US workers could sleep on the job - survey

Roughly one-third of American workers said they had fallen asleep or become very sleepy at work.

Roughly one-third of American workers said they had fallen asleep or become very sleepy at work in the past month, according to a survey released Monday. The survey of 1,000 people by the National Sleep Foundation found participants average six hours and 40 minutes of sleep a night on weeknights, even though they estimated they'd need roughly another 40 minutes of sleep to be at their best. Just how big a deal that is depends, of course, on one's job. Last week, the chairman of the Nuclear Regulatory Commission acknowledged it should have done more to investigate a tip that security guards routinely took naps while on the job at a Pennsylvania nuclear plant.

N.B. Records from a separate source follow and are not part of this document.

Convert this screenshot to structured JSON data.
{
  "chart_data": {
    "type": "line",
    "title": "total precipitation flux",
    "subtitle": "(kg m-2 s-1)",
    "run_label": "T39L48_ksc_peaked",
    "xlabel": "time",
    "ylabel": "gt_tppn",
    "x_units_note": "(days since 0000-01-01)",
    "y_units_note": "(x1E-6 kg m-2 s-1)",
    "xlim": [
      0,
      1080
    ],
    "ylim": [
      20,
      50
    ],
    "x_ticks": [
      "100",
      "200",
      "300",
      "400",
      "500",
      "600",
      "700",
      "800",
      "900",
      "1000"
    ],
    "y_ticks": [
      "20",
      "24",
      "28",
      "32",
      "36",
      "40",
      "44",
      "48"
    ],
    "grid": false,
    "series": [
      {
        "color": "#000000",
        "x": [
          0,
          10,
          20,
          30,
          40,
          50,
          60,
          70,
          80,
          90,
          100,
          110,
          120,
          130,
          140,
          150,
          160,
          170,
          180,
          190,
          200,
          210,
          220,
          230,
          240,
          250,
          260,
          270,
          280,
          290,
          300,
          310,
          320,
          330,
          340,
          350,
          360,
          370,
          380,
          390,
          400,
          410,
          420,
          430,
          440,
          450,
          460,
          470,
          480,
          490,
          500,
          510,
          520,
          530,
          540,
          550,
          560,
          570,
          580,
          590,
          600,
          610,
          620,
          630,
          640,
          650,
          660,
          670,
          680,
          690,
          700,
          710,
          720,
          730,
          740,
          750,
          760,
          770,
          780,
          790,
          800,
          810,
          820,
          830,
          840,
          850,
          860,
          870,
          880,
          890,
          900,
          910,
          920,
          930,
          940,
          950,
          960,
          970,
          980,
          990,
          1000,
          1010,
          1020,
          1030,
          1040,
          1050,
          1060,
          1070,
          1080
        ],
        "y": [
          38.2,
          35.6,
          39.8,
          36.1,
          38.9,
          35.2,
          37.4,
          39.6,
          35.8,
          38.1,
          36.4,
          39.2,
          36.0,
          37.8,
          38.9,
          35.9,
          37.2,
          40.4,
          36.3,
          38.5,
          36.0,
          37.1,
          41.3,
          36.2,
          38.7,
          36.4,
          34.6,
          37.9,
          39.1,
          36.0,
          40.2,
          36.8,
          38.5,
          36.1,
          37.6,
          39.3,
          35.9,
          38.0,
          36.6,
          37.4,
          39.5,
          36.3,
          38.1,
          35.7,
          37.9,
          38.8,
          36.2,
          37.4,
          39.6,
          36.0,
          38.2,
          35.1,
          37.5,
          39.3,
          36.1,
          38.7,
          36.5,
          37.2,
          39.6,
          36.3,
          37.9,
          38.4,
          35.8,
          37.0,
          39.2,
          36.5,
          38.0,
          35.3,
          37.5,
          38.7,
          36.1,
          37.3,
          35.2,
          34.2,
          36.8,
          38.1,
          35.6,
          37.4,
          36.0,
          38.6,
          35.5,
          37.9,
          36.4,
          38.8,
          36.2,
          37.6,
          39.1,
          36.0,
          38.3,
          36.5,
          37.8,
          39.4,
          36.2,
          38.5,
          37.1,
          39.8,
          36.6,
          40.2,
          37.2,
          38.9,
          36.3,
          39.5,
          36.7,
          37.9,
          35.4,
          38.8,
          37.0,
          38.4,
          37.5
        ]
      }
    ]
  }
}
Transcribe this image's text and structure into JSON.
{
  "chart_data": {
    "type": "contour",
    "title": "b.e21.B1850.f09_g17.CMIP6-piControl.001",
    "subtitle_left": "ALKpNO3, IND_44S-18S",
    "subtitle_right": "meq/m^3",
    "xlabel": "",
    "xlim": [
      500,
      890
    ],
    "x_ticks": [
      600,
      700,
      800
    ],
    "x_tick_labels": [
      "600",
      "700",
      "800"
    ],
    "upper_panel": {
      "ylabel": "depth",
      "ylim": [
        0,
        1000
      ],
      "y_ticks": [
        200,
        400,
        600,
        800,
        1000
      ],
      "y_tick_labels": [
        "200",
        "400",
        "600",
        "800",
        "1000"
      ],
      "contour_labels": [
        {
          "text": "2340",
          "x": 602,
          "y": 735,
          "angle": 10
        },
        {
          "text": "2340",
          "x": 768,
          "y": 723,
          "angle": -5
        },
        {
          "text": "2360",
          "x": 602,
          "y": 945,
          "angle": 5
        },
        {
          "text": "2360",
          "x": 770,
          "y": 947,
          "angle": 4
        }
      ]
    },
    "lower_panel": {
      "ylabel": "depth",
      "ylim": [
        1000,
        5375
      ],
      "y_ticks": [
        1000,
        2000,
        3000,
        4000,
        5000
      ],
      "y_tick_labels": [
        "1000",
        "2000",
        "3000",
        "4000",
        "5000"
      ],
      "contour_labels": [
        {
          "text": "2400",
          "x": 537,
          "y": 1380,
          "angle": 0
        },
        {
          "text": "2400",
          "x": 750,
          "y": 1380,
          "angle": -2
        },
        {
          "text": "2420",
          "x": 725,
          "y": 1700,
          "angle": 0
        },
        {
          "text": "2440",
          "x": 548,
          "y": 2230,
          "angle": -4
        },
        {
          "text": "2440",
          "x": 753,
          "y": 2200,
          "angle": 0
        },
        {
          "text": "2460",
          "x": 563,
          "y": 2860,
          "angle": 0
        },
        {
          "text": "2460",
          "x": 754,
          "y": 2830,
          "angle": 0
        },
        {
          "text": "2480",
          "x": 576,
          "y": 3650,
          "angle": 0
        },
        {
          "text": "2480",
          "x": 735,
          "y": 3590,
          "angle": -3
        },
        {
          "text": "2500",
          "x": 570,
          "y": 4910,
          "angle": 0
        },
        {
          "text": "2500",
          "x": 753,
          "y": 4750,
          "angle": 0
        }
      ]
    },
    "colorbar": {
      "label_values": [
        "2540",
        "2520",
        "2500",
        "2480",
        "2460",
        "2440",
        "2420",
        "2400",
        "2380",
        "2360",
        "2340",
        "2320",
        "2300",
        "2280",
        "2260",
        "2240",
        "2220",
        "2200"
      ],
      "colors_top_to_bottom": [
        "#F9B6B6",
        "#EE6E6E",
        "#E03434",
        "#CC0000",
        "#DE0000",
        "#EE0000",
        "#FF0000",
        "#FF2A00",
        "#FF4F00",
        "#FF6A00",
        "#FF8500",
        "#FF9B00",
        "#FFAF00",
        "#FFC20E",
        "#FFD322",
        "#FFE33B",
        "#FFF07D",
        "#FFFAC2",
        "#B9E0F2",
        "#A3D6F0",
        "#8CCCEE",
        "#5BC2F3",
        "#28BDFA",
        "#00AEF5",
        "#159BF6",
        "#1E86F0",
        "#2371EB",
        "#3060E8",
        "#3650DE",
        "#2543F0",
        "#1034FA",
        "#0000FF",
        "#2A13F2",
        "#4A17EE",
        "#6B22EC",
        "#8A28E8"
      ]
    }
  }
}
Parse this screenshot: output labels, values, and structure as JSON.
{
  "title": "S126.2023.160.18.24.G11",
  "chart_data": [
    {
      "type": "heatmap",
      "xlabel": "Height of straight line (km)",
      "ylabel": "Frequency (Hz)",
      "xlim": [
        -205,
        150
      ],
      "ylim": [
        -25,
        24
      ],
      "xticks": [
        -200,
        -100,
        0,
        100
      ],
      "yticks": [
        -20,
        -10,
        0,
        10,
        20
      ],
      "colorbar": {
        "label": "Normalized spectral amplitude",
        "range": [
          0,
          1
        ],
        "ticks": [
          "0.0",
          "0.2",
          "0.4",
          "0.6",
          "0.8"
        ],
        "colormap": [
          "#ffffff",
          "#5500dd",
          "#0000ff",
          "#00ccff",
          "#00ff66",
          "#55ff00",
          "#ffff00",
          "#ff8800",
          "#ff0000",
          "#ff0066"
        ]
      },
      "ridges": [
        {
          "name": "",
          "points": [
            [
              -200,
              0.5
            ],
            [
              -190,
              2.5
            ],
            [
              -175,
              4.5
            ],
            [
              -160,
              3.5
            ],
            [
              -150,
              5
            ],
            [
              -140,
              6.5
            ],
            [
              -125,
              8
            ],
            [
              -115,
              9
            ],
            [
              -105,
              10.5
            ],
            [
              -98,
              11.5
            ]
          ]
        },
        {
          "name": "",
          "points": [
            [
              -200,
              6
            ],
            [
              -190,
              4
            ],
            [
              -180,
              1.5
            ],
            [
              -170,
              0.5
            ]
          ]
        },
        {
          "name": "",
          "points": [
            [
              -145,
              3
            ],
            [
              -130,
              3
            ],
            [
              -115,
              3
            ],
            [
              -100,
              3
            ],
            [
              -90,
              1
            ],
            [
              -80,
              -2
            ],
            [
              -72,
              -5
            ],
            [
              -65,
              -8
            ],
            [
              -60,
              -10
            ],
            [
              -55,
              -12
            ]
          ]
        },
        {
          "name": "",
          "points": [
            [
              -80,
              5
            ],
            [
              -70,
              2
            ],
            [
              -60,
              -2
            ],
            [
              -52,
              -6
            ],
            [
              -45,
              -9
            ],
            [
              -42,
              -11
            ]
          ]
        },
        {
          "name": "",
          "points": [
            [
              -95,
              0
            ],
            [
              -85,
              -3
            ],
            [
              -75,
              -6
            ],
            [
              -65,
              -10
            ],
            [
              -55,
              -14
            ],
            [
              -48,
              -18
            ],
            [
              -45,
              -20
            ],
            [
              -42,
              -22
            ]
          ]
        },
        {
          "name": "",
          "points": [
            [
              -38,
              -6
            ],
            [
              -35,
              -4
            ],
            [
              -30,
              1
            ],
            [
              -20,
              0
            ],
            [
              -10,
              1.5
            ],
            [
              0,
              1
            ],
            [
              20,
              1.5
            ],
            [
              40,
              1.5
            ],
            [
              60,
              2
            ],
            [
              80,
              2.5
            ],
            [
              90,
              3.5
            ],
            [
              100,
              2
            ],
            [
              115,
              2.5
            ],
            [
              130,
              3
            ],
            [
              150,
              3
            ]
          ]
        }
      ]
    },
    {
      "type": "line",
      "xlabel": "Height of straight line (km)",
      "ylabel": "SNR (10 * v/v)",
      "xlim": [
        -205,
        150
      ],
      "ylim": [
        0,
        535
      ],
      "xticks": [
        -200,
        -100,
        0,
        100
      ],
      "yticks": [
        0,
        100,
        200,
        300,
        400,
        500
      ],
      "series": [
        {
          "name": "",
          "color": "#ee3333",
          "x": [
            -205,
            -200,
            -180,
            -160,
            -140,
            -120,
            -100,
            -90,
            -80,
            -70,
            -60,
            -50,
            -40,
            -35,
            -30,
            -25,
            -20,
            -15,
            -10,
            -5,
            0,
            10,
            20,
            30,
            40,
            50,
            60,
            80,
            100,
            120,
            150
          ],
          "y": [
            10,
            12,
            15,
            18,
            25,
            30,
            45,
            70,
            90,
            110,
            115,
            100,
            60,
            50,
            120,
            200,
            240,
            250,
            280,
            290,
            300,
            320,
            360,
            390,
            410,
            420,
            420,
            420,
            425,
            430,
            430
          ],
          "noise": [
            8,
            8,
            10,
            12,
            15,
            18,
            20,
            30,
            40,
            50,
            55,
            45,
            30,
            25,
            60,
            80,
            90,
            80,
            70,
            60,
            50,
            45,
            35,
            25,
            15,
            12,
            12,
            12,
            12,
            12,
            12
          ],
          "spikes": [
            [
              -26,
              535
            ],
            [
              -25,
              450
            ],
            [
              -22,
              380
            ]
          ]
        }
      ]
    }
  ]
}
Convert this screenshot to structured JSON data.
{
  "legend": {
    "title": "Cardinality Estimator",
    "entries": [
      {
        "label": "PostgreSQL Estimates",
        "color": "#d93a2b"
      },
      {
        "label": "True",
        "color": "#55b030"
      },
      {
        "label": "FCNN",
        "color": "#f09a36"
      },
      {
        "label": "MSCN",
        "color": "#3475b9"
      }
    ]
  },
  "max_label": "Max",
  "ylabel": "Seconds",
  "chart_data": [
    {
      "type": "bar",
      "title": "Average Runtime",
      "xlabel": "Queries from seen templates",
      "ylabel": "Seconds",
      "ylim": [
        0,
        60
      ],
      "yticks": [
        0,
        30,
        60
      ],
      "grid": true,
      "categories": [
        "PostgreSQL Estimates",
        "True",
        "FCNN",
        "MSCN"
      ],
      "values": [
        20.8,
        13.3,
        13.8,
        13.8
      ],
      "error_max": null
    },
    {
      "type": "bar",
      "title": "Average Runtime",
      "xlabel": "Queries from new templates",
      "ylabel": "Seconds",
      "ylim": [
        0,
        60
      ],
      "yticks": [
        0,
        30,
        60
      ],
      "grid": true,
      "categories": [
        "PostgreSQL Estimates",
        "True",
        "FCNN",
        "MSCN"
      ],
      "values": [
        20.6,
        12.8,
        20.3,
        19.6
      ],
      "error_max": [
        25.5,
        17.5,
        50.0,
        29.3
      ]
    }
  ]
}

It wasn't until a videotape of guards sleeping in a "ready room" at the Peach Bottom plant in south-central Pennsylvania surfaced several months after it got the tip that the NRC announced in September a special investigation. While sleepy workers know they're not performing as well as they could during the day, work is what's keeping them up nights, according to the survey, which found workdays are getting longer and time spent working from home averages close to 41⁄2 hours each week. It seems people are also trying to squeeze in more time for themselves and their families, even if it means less sleep. The average wake up is at 5:35 a.m. and it's followed by about two hours and 15 minutes at home before heading out to work, according to the survey. Average bedtime is 10:53.